Arthur’s eyes blazed. “And when will that day come? Soon or late? Too late or never?”
“Now, pet, there’ll still be an England for you to rule when you do return. Trust old Morgan.” Fay put her arm around his shoulders. She had to go on tip-toe to do it, at which discovery she looked a bit surprised.
“He’s grown,” Viv said in that mouse-hush voice of hers.
“Legends will,” Fay remarked over one shoulder as she steered Arthur back into the bedroom. She shut the door behind them.
Viv had a fresh kettle on the boil when Fay emerged, alone. Her gown was rumpled and her hair in tousles. Gwen’s eyes narrowed.
“Just what were you doing with my Arthur?”
“A lot better than you, likely. How in bloody hell did you expect me to get that poor bastard back off to sleep? Warm milk? Nembutal? Another fucking mortal wound? Christ, I want a fag.” Morgan le Fay swept her hands over her bosom and was rewarded with the full resurgence of her frowsy tenue, dusting kerchief included. She extracted a pack of Players from the pocket of her housedress and lit up gratefully.

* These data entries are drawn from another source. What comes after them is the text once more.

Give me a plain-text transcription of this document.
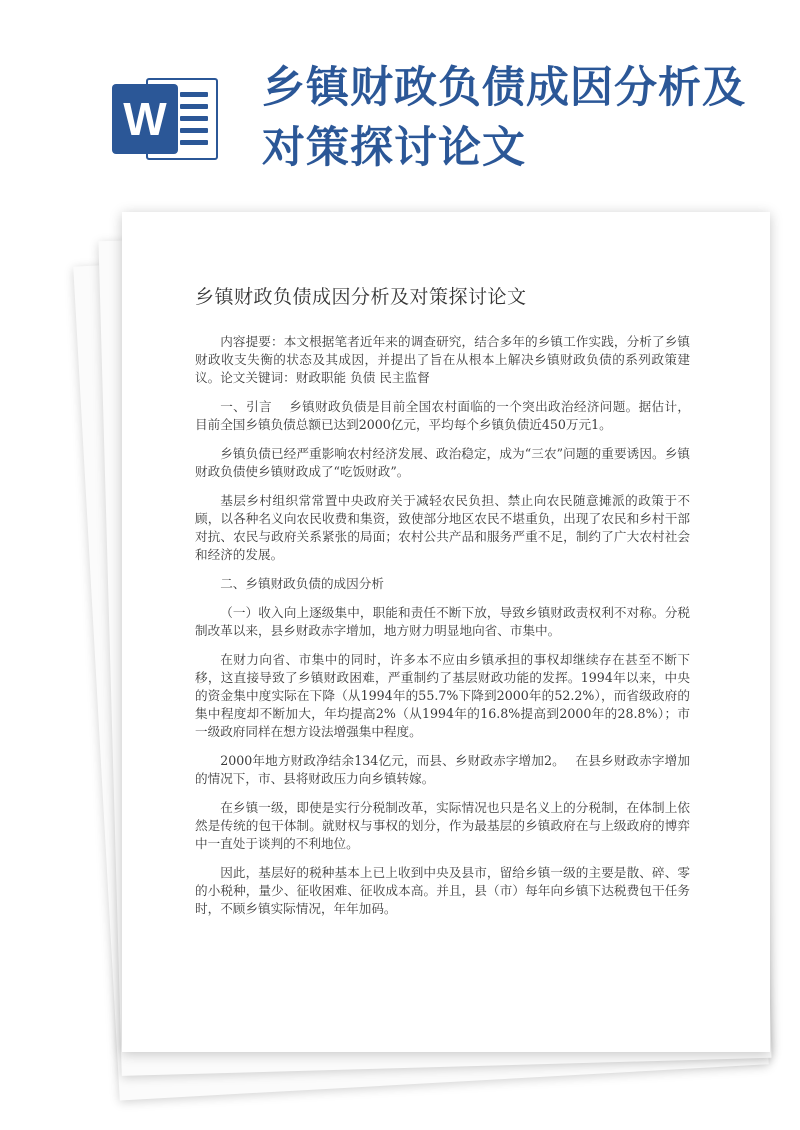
W
乡镇财政负债成因分析及对策探讨论文
乡镇财政负债成因分析及对策探讨论文

内容提要：本文根据笔者近年来的调查研究，结合多年的乡镇工作实践，分析了乡镇财政收支失衡的状态及其成因，并提出了旨在从根本上解决乡镇财政负债的系列政策建议。论文关键词：财政职能 负债 民主监督

一、引言　 乡镇财政负债是目前全国农村面临的一个突出政治经济问题。据估计，目前全国乡镇负债总额已达到2000亿元，平均每个乡镇负债近450万元1。

乡镇负债已经严重影响农村经济发展、政治稳定，成为“三农”问题的重要诱因。乡镇财政负债使乡镇财政成了“吃饭财政”。

基层乡村组织常常置中央政府关于减轻农民负担、禁止向农民随意摊派的政策于不顾，以各种名义向农民收费和集资，致使部分地区农民不堪重负，出现了农民和乡村干部对抗、农民与政府关系紧张的局面；农村公共产品和服务严重不足，制约了广大农村社会和经济的发展。

二、乡镇财政负债的成因分析

（一）收入向上逐级集中，职能和责任不断下放，导致乡镇财政责权利不对称。分税制改革以来，县乡财政赤字增加，地方财力明显地向省、市集中。

在财力向省、市集中的同时，许多本不应由乡镇承担的事权却继续存在甚至不断下移，这直接导致了乡镇财政困难，严重制约了基层财政功能的发挥。1994年以来，中央的资金集中度实际在下降（从1994年的55.7%下降到2000年的52.2%），而省级政府的集中程度却不断加大，年均提高2%（从1994年的16.8%提高到2000年的28.8%）；市一级政府同样在想方设法增强集中程度。

2000年地方财政净结余134亿元，而县、乡财政赤字增加2。　 在县乡财政赤字增加的情况下，市、县将财政压力向乡镇转嫁。

在乡镇一级，即使是实行分税制改革，实际情况也只是名义上的分税制，在体制上依然是传统的包干体制。就财权与事权的划分，作为最基层的乡镇政府在与上级政府的博弈中一直处于谈判的不利地位。

因此，基层好的税种基本上已上收到中央及县市，留给乡镇一级的主要是散、碎、零的小税种，量少、征收困难、征收成本高。并且，县（市）每年向乡镇下达税费包干任务时，不顾乡镇实际情况，年年加码。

She flopped into a kitchen chair as Viv set a fresh mug of tea at her place. She slurped it with gusto while her companions observed her somberly.
“Didn’t they know who he was?” Vivian was the first to dare break the spell. “They saw him and they didn’t know?” Her weak eyes swam with sudden tears.
Fay shrugged. A damp, tragic silence fell over the kitchen. The others sat down at the table again. Gwen sighed deeply and repeatedly. Vivian absently plucked out one eyelash after another. Excalibur fell from the Lady’s hand and made a rubbery ringing sound when it hit the lino. Fay looked up from her tea to note that the Lady’s fingernails were all nibbled down to the quick and the cuticles were in woeful need of trimming.
“Never you mind, girls,” Fay said, attempting to lift their collective spirits. “Time’ll come some day, and we’ll be there to meet it. Chin up.” She glanced at the Lady. “Or whatever.”
Fay snapped her fingers and a ball of blue fire appeared in front of Vivian, delivered itself of a fresh pack of cards, and vanished. Viv gave a faint smile and broke the seal.
A bedspring groaned. Vivian froze.
“I heard something.”
“Oh, shut up, Viv—and deal the cards.”